Faire de la politique en dansant? La chose est-elle possible?

Dans les contextes des 13 colonies britanniques, dans la seconde moitié du 18ème siècle, la réponse est définitivement: oui. Mais comment?

La danse joue un rôle prépondérant dans la société américaine du 18ème siècle. Si vous n’en êtes pas encore convaincu, je vous invite à lire les deux premiers articles de la série: le répertoire et la pratique de la danse dans les treize colonies. Vous comprendrez ainsi mieux comment la danse modèle la société américaine de l’époque.

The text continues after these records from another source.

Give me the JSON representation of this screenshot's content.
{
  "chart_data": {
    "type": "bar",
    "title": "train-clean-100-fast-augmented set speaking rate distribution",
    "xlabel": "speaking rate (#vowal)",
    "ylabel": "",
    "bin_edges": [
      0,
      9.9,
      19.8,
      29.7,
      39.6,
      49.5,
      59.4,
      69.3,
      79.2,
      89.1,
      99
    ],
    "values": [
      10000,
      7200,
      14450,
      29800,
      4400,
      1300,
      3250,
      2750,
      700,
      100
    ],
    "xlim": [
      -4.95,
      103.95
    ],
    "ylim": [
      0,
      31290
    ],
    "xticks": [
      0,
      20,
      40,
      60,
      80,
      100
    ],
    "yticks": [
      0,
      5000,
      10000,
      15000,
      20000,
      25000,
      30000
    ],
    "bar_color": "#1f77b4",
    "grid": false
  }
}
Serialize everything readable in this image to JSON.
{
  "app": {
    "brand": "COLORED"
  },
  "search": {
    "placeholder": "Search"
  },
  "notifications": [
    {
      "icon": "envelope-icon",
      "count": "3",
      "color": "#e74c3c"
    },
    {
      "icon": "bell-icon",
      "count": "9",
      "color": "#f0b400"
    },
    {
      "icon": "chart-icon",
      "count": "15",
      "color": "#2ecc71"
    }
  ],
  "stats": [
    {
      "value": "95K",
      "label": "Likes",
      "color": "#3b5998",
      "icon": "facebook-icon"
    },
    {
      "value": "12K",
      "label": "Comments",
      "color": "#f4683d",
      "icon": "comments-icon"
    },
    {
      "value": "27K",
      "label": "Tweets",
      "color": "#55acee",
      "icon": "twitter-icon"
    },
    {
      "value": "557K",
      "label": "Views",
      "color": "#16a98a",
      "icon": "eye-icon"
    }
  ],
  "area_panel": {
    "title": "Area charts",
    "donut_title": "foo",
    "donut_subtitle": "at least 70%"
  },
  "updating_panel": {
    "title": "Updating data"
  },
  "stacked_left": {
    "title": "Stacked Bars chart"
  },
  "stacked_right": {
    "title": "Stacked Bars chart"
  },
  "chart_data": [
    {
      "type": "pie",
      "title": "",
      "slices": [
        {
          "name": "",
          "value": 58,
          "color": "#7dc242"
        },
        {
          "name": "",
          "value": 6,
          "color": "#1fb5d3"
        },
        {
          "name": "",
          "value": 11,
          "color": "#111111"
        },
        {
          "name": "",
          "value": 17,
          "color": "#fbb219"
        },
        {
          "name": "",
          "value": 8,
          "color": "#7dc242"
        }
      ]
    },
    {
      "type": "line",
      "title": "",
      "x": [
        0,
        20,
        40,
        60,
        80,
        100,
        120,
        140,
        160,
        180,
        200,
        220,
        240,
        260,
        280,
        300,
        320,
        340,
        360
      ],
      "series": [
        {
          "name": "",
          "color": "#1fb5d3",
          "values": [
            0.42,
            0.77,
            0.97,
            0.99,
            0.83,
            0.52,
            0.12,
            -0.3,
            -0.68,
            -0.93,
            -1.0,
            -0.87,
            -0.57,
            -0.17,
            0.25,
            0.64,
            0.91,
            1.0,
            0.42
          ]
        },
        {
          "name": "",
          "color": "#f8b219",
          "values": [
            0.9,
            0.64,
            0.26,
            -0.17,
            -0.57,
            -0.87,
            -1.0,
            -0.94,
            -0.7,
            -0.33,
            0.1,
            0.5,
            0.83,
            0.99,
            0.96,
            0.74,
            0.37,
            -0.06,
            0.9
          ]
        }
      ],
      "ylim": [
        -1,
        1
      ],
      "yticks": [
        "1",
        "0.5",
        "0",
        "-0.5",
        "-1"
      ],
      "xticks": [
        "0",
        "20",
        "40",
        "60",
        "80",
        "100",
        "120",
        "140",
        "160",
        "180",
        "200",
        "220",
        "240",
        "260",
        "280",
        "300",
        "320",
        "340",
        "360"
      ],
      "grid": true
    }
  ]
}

Tous les colons dansent, et c’est bien la seule chose qui les rassemble vraiment… la danse, et leur frustration par rapport aux Anglais. Dans cet article, je vous montrerai comment danse et politique se combinent dans le contexte de la Révolution américaine.

La danse, un objet de débat politique

Après la Révolution de 1776, et la ratification de la Constitution en 1789, les tout jeunes États-Unis ont encore tout à inventer. Quelles institutions politiques et financières seront mises en place? Comment s’organisera le système électoral? Quelle sera la capitale? Comment se répartiront les pouvoirs entre l’État (con)fédéral et les États? etc.

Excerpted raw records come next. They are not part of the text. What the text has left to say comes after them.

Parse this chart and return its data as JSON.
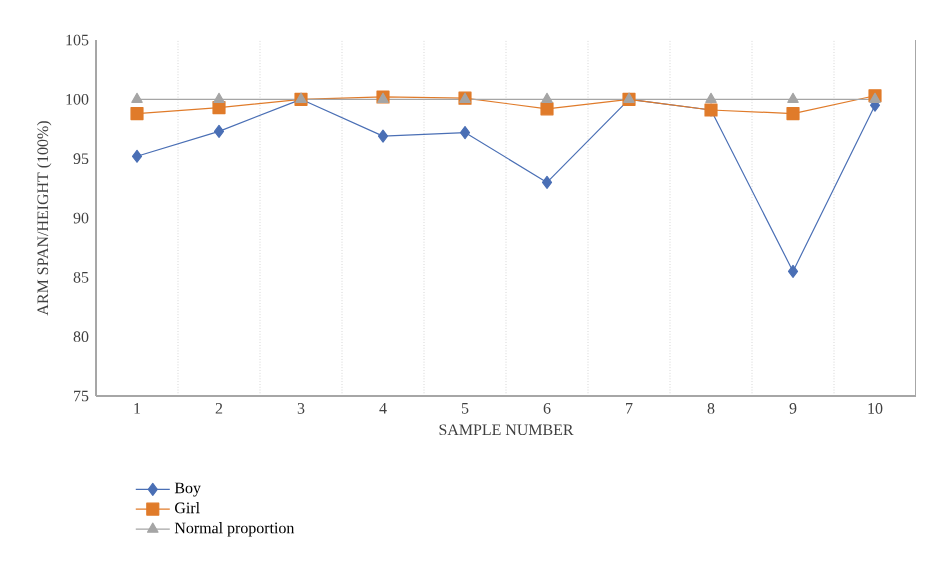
{
  "chart_data": {
    "type": "line",
    "xlabel": "SAMPLE NUMBER",
    "ylabel": "ARM SPAN/HEIGHT (100%)",
    "categories": [
      "1",
      "2",
      "3",
      "4",
      "5",
      "6",
      "7",
      "8",
      "9",
      "10"
    ],
    "series": [
      {
        "name": "Boy",
        "color": "#4a6fb5",
        "marker": "diamond",
        "values": [
          95.2,
          97.3,
          100,
          96.9,
          97.2,
          93.0,
          100,
          99.1,
          85.5,
          99.5
        ]
      },
      {
        "name": "Girl",
        "color": "#e07b2a",
        "marker": "square",
        "values": [
          98.8,
          99.3,
          100,
          100.2,
          100.1,
          99.2,
          100,
          99.1,
          98.8,
          100.3
        ]
      },
      {
        "name": "Normal proportion",
        "color": "#a5a5a5",
        "marker": "triangle",
        "values": [
          100,
          100,
          100,
          100,
          100,
          100,
          100,
          100,
          100,
          100
        ]
      }
    ],
    "ylim": [
      75,
      105
    ],
    "yticks": [
      75,
      80,
      85,
      90,
      95,
      100,
      105
    ],
    "grid": "x",
    "legend": "bottom left",
    "line_style": "solid"
  }
}
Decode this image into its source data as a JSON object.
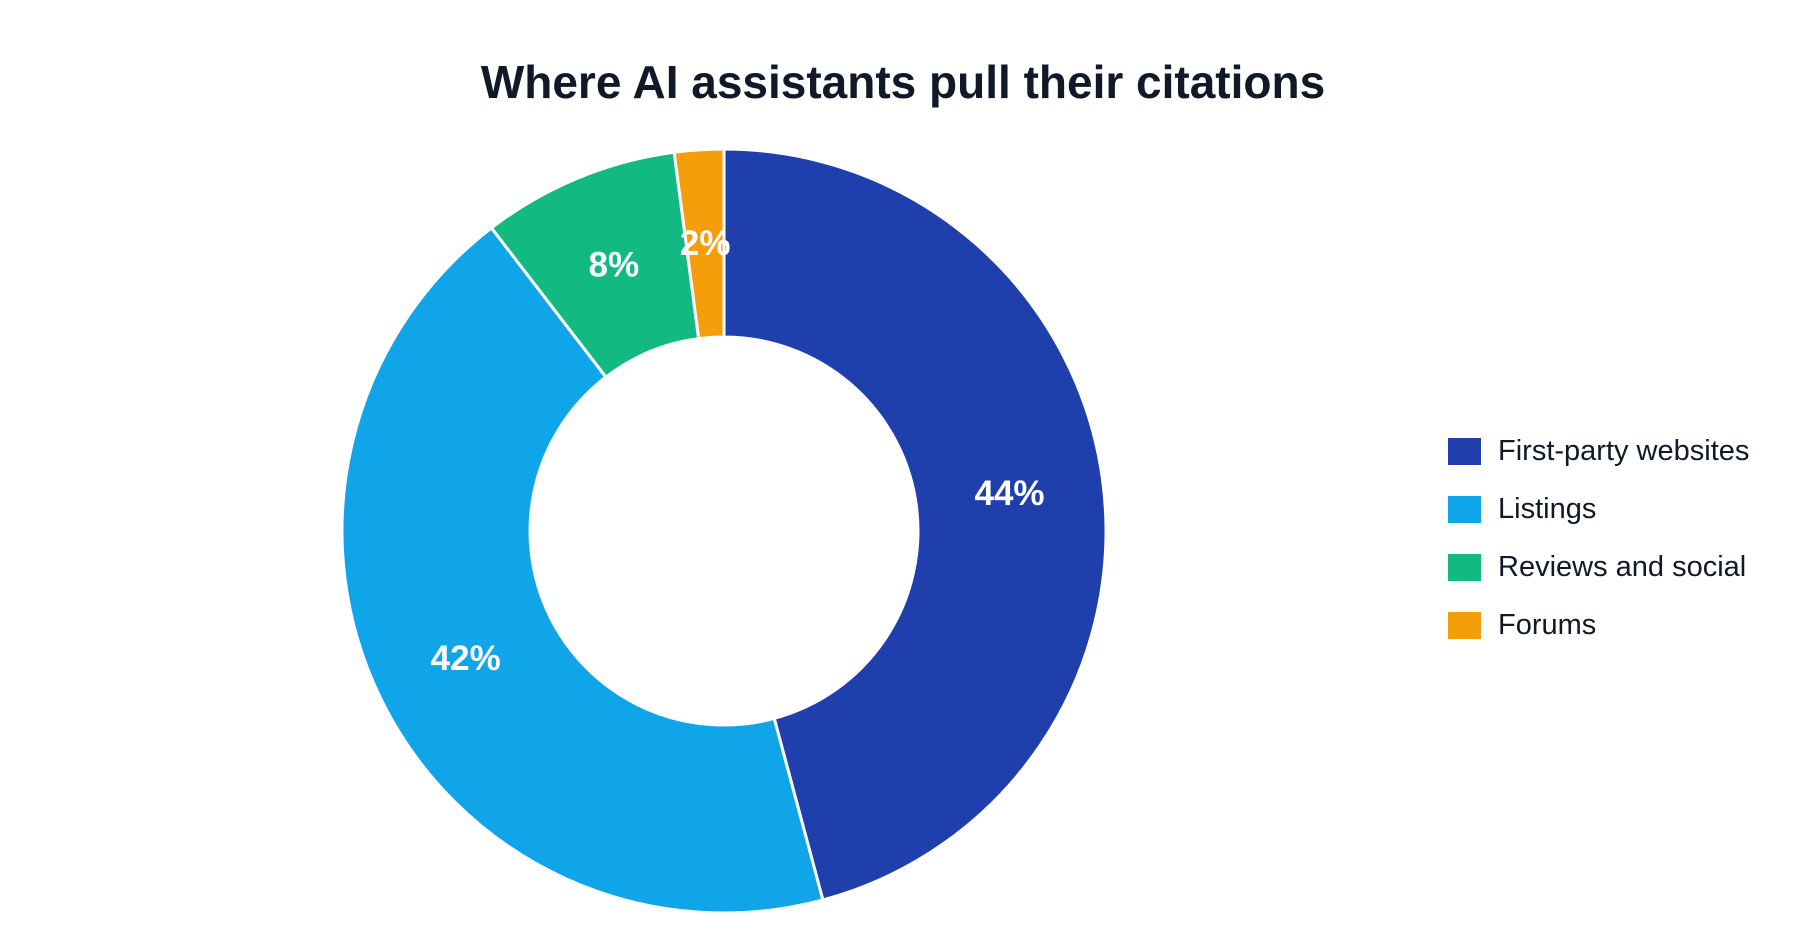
{
  "chart_data": {
    "type": "pie",
    "title": "Where AI assistants pull their citations",
    "donut": true,
    "legend_position": "right",
    "categories": [
      "First-party websites",
      "Listings",
      "Reviews and social",
      "Forums"
    ],
    "values": [
      44,
      42,
      8,
      2
    ],
    "labels": [
      "44%",
      "42%",
      "8%",
      "2%"
    ],
    "colors": [
      "#1f3fad",
      "#10a5e8",
      "#12b981",
      "#f59e0b"
    ],
    "unit": "%"
  }
}
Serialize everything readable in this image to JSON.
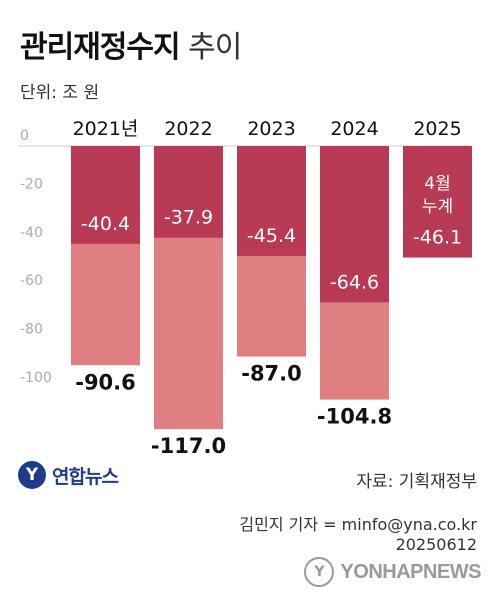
{
  "header": {
    "title_main": "관리재정수지",
    "title_sub": "추이",
    "unit": "단위: 조 원"
  },
  "chart_data": {
    "type": "bar",
    "categories": [
      "2021년",
      "2022",
      "2023",
      "2024",
      "2025"
    ],
    "series": [
      {
        "values": [
          -90.6,
          -117.0,
          -87.0,
          -104.8,
          null
        ]
      },
      {
        "values": [
          -40.4,
          -37.9,
          -45.4,
          -64.6,
          -46.1
        ]
      }
    ],
    "total_labels": [
      "-90.6",
      "-117.0",
      "-87.0",
      "-104.8",
      ""
    ],
    "partial_labels": [
      "-40.4",
      "-37.9",
      "-45.4",
      "-64.6",
      "-46.1"
    ],
    "partial_note": {
      "category": "2025",
      "lines": [
        "4월",
        "누계"
      ]
    },
    "y_ticks": [
      "0",
      "-20",
      "-40",
      "-60",
      "-80",
      "-100"
    ],
    "ylim": [
      -120,
      0
    ],
    "colors": {
      "partial": "#b83a55",
      "total": "#e07f82",
      "axis_text": "#aaaaaa"
    }
  },
  "footer": {
    "logo_text": "연합뉴스",
    "source": "자료: 기획재정부",
    "credit_line1": "김민지 기자 = minfo@yna.co.kr",
    "credit_line2": "20250612",
    "watermark": "YONHAPNEWS"
  }
}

Pourtant, c’est la danse qui devient un thème central des deux premières élections américaines. En 1796 et 1800, deux camps s’affrontent. Le premier défend que la danse est une activité rustique, saine, traditionnelle. Bref, un loisir innocent. L’autre camp, au contraire, se méfie de cet ébat chaotique, imbibé de vice, qui brouille les frontières entre les classes sociales.

Cet affrontement atour de la danse existe depuis longtemps. De tout temps, la danse a cristallisé une série de débat moraux autour d’elle. La question est de savoir si cette activité permet de sociabiliser innocemment, ou si au contraire elle est une porte ouverte vers tous les vices: promiscuité, violence, jeux d’argent, jalousies, etc…

D’ailleurs, les mêmes questionnements agitaient les Puritains à leur arrivé en Amérique, au 17ème siècle. Ce débat ne trouve pas sa conclusion lors des élections de 1800. Il continue à alimenter de nombreux ouvrages pro- et anti-danse jusqu’au 20ème siècle. Cependant il cesse d’être un enjeu de débat politique majeur après 1800.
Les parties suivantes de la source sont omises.